What is 5th Generation Warfare (5GW)? — James Corbett

In a nutshell, Lind et al.’s thesis is that the “modern age” of warfare began with the Treaty of Westphalia in 1648, which, Lind opines, “gave the state a monopoly on war.” From that point on, modern warfare went through three generations, namely:

  • First-generation warfare: the tactics of line and column, developed in the era of the smoothbore musket;
  • Second-generation warfare: the tactics of indirect fire and mass movement, developed in the era of the rifled musket, breechloaders, barbed wire and the machine gun; and
  • Third-generation warfare: the tactics of nonlinear movement, including maneuver and infiltration, developed in response to the increase in battlefield firepower in WWI.

This, according to Lind and his co-authors, brought us to the late-20th century, when the nation-state began to lose its monopoly on war and military combat returned to a decentralized form. In this era—the era of fourth-generation warfare—the lines between “civilian” and “military” become blurred, armies tend to engage in counter-insurgency operations rather than military battles, and enemies are often motivated by ideology and religion, making psychological operations more important than ever.

But, some argue, we have now entered a new era of warfare, namely fifth-generation warfare. There is still much debate about what defines fifth-generation warfare, how we know we are engaged in it, or even if it exists at all (Lind, for one, rejects the concept). Various scholars have made their own attempts at defining fifth-generation warfare (5GW), like Dr.
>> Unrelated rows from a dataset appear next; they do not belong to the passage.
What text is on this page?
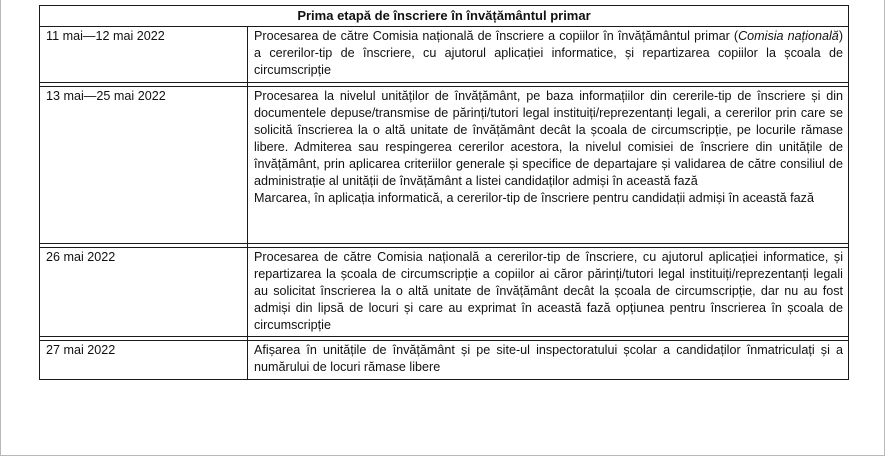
Prima etapă de înscriere în învățământul primar	
11 mai—12 mai 2022	Procesarea de către Comisia națională de înscriere a copiilor în învățământul primar (Comisia națională) a cererilor-tip de înscriere, cu ajutorul aplicației informatice, și repartizarea copiilor la școala de circumscripție

13 mai—25 mai 2022	Procesarea la nivelul unităților de învățământ, pe baza informațiilor din cererile-tip de înscriere și din documentele depuse/transmise de părinți/tutori legal instituiți/reprezentanți legali, a cererilor prin care se solicită înscrierea la o altă unitate de învățământ decât la școala de circumscripție, pe locurile rămase libere. Admiterea sau respingerea cererilor acestora, la nivelul comisiei de înscriere din unitățile de învățământ, prin aplicarea criteriilor generale și specifice de departajare și validarea de către consiliul de administrație al unității de învățământ a listei candidaților admiși în această fază
Marcarea, în aplicația informatică, a cererilor-tip de înscriere pentru candidații admiși în această fază

26 mai 2022	Procesarea de către Comisia națională a cererilor-tip de înscriere, cu ajutorul aplicației informatice, și repartizarea la școala de circumscripție a copiilor ai căror părinți/tutori legal instituiți/reprezentanți legali au solicitat înscrierea la o altă unitate de învățământ decât la școala de circumscripție, dar nu au fost admiși din lipsă de locuri și care au exprimat în această fază opțiunea pentru înscrierea în școala de circumscripție

27 mai 2022	Afișarea în unitățile de învățământ și pe site-ul inspectoratului școlar a candidaților înmatriculați și a numărului de locuri rămase libere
Waseem Ahmad Qureshi, who identifies it as “the battle of perceptions and information,” or Qiao Liang and Wang Xiangsui of the People’s Liberation Army, who write of the era of “Unrestricted Warfare” in which “a relative reduction in military violence” has led to “an increase in political, economic, and technological violence.”

If academic debates about the changing nature of warfare are your thing, then there’s plenty of reading for you to do on the subject, from The Handbook of 5GW: A Fifth Generation of War? to a slew of academic articles.

But for the purposes of this editorial, I’m not interested in that debate. In fact, we’re going to use a decidedly non-academic definition of fifth-generation warfare from an Al Jazeera article as our starting point: “The basic idea behind this term [fifth-generation warfare] is that in the modern era, wars are not fought by armies or guerrillas, but in the minds of common citizens.”